Drivers received an estimated £2.61 billion of parking and traffic fines in the last financial year following a record 12 months that saw 32.17 million requests made for vehicle-keeper details from the Driver and Vehicle Licensing Agency.

Private parking companies made 8.57 million requests to the DVLA for driver details following the submission of a vehicle number plate in 2021/22, while requests from local authorities including councils and Transport for London topped 15.29 million.

The DVLA raised £23.9 million in gross income from sharing driver details in 2021/22, the highest level on record.

Sharing your data so you can be fined

The DVLA’s Keeper At Date Of Event (KADOE) database is accessible to registered private companies and public authorities, providing the name and address of a vehicle’s registered keeper on submission of a number plate. After obtaining these details, private companies, councils and other organisations are able to issue parking and other fines to drivers.

Penalties range from as little as £25 for a parking ticket issued outside London and paid within 14 days, to £160 for a breach of Red Route rules in the capital. Assuming an average penalty of £92.50, drivers were fined an estimated £2.61bn in 2021/22, up from £1.63bn in 2017/18.

The 2022/23 financial year looks set to see those numbers rise even further based on results for the first quarter, with a projected £2.91bn worth of penalties set to be issued.

Local councils and other authorities do not have to pay for accessing a registered keeper’s details from KADOE, which DVLA says covers the cost of providing data, but a £2.50 fee is charged to private companies like parking firms each time they request details.

Huge increase local authorities accessing details

The DVLA’s gross income from paid KADOE requests may have increased dramatically over recent years, but just as noteworthy is the 71% increase in the number of times local and transport authorities have used the service from 2017/18, to 2021/22.

A total of 8.94 million such requests were made in FY 2017/18, a figure that rose to 15.29m in 2021/22, and is projected to increase further this year based on first quarter results.

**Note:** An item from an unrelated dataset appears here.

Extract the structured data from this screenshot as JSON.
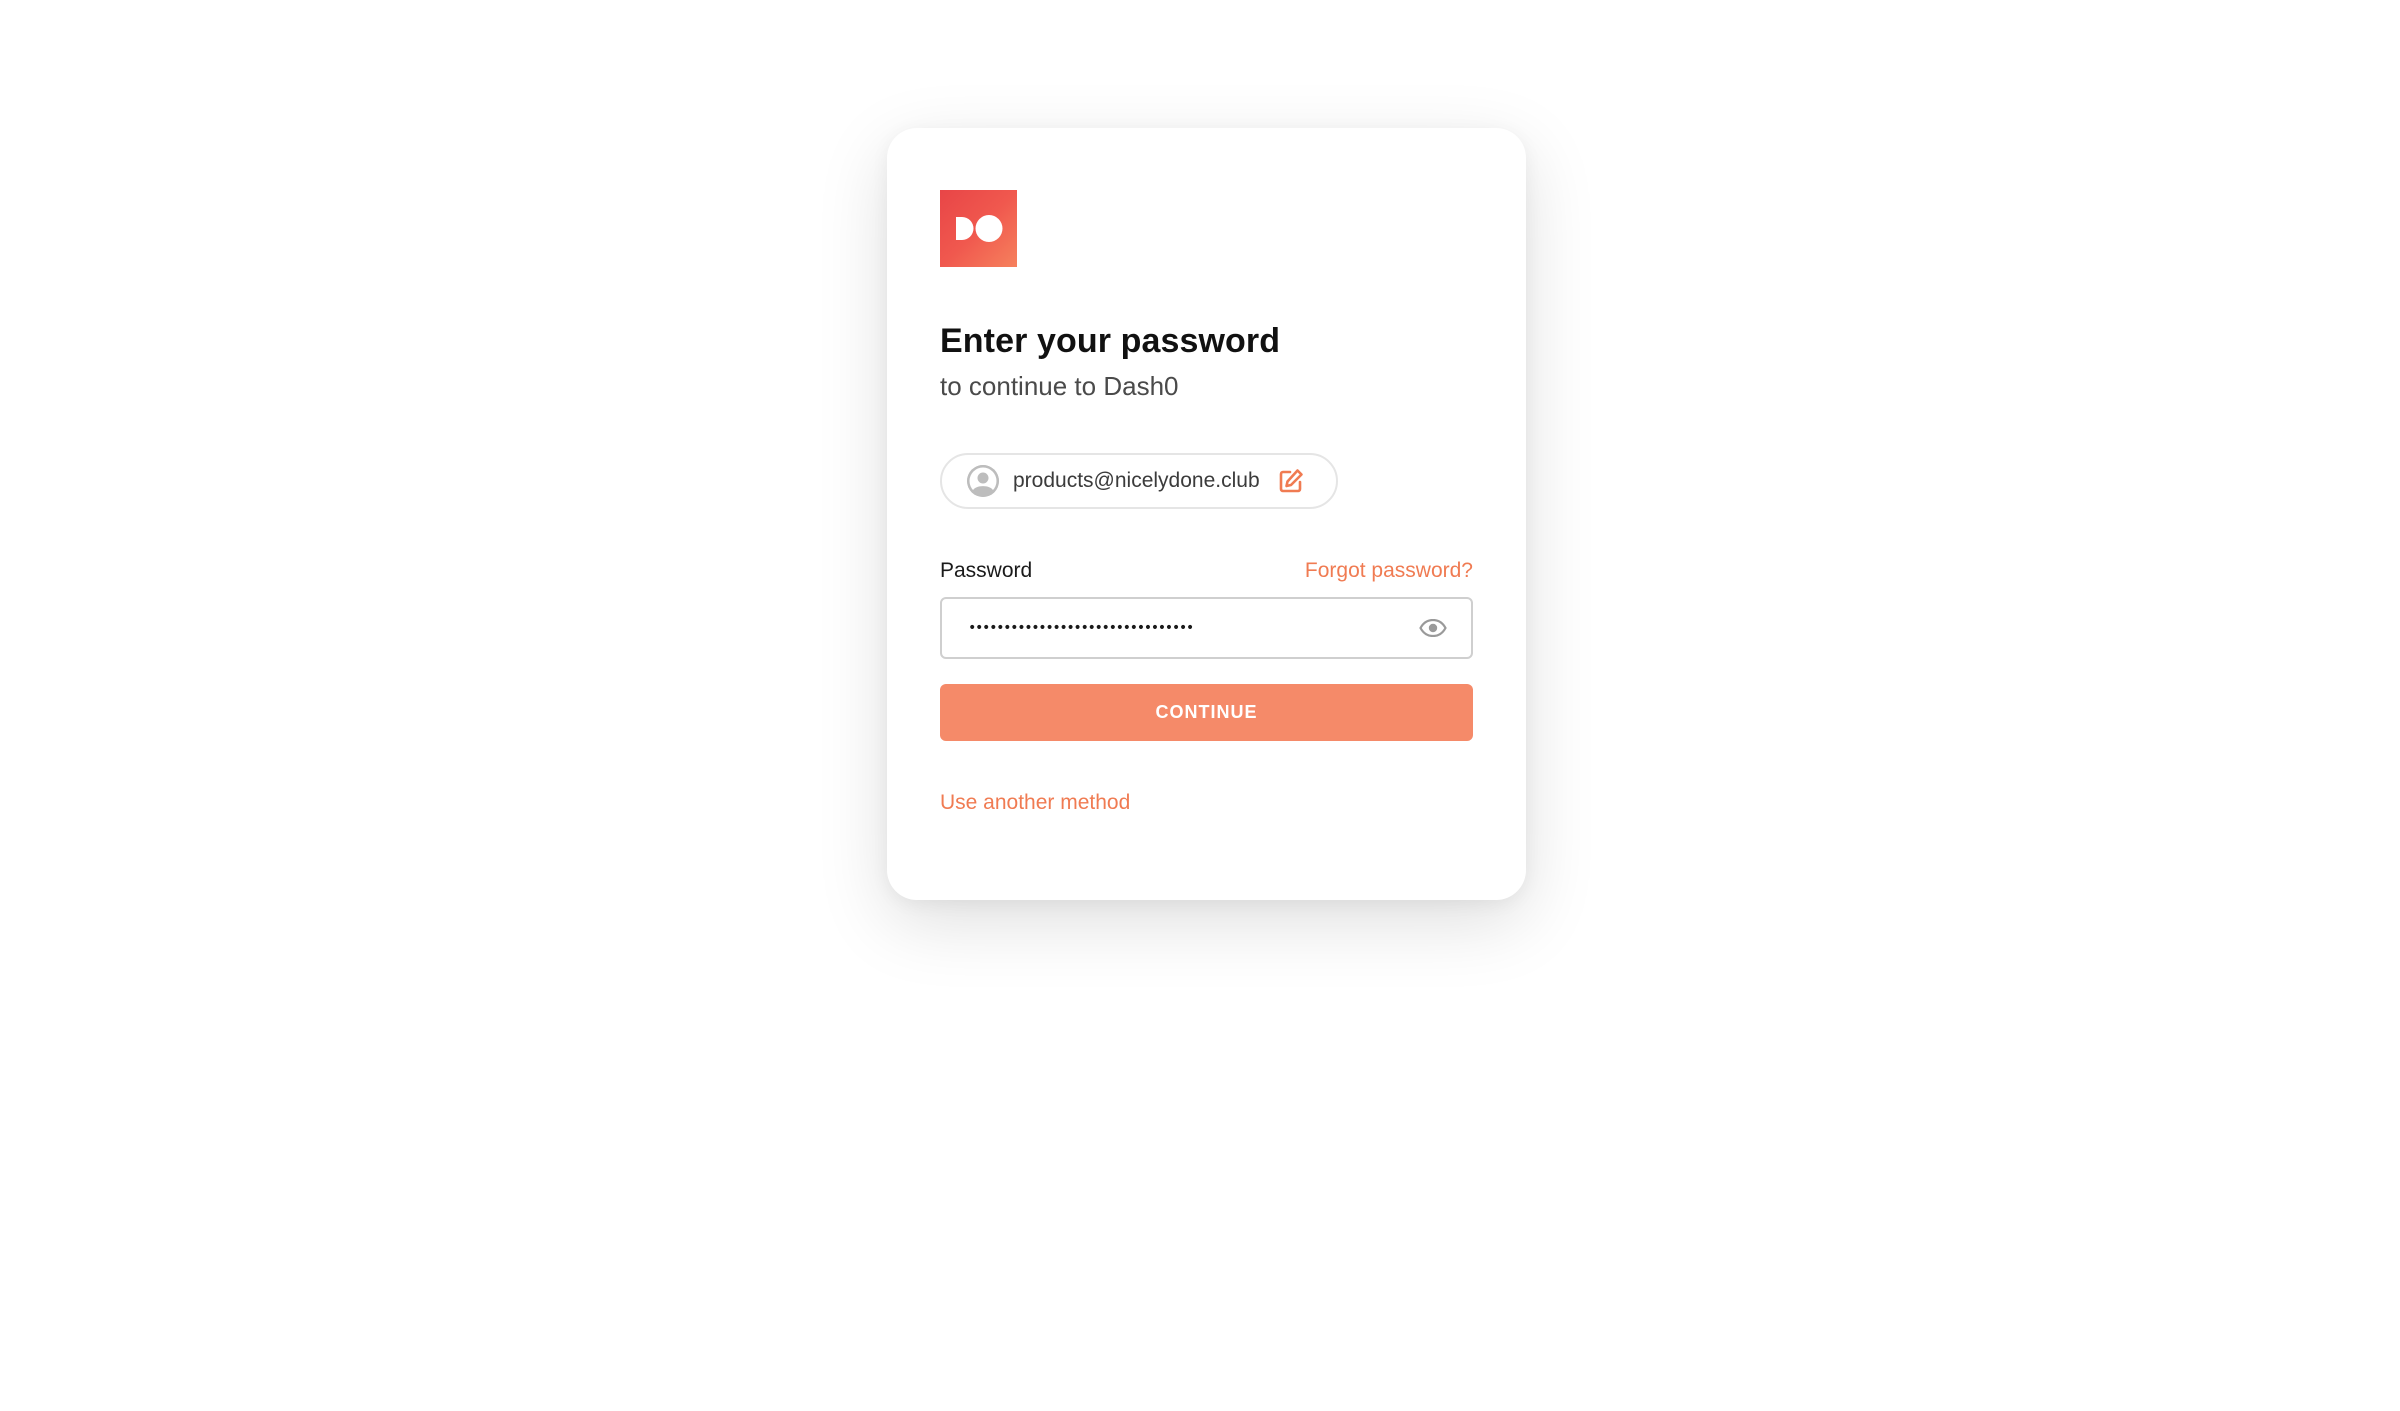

This growth is likely due to a number of factors, including the rise of clean air zones and low-traffic neighbourhoods, which restrict access to certain roads, with penalty enforcement often facilitated by automatic number plate recognition (ANPR) cameras, which capture vehicle registrations.

As one example, Birmingham City Council made 126,771 applications for driver details via KADOE in 2017/18, a figure that had increased almost tenfold by 2021/2 to 1.19 million following the introduction of the city’s Clean Air Zone in June 2021.

Transport for London was the biggest individual driver of the growth from local authority KADOE use, with TfL making just 1.49 million requests in 2017/18, a figure that rose to 4.12m in 2021/11, and is projected to grow to 4.5m in 2022/23.

The spread of the capital’s Ultra Low Emission Zone is likely to be behind much of that increase, with the zone growing from a small central area of the city to take in all parts inside the North and South Circular roads in October 2021. A further planned expansion to all areas inside the M25 due in August 2023 means the projected figure for KADOE requests from local authorities in FY 2022/23 could rise significantly.

Despite these vast figures, complaints from registered vehicle keepers to the DVLA about the release of their information are relatively low, with just 1,666 informal complaints made to the organisation from 2019 to 2022, of which just 239 were upheld. The DVLA also told carwow of 417 formal complaints made from 2018-22 using its complaints procedures, or by submission via an MP, although it could not tell carwow how many formal complaints were upheld.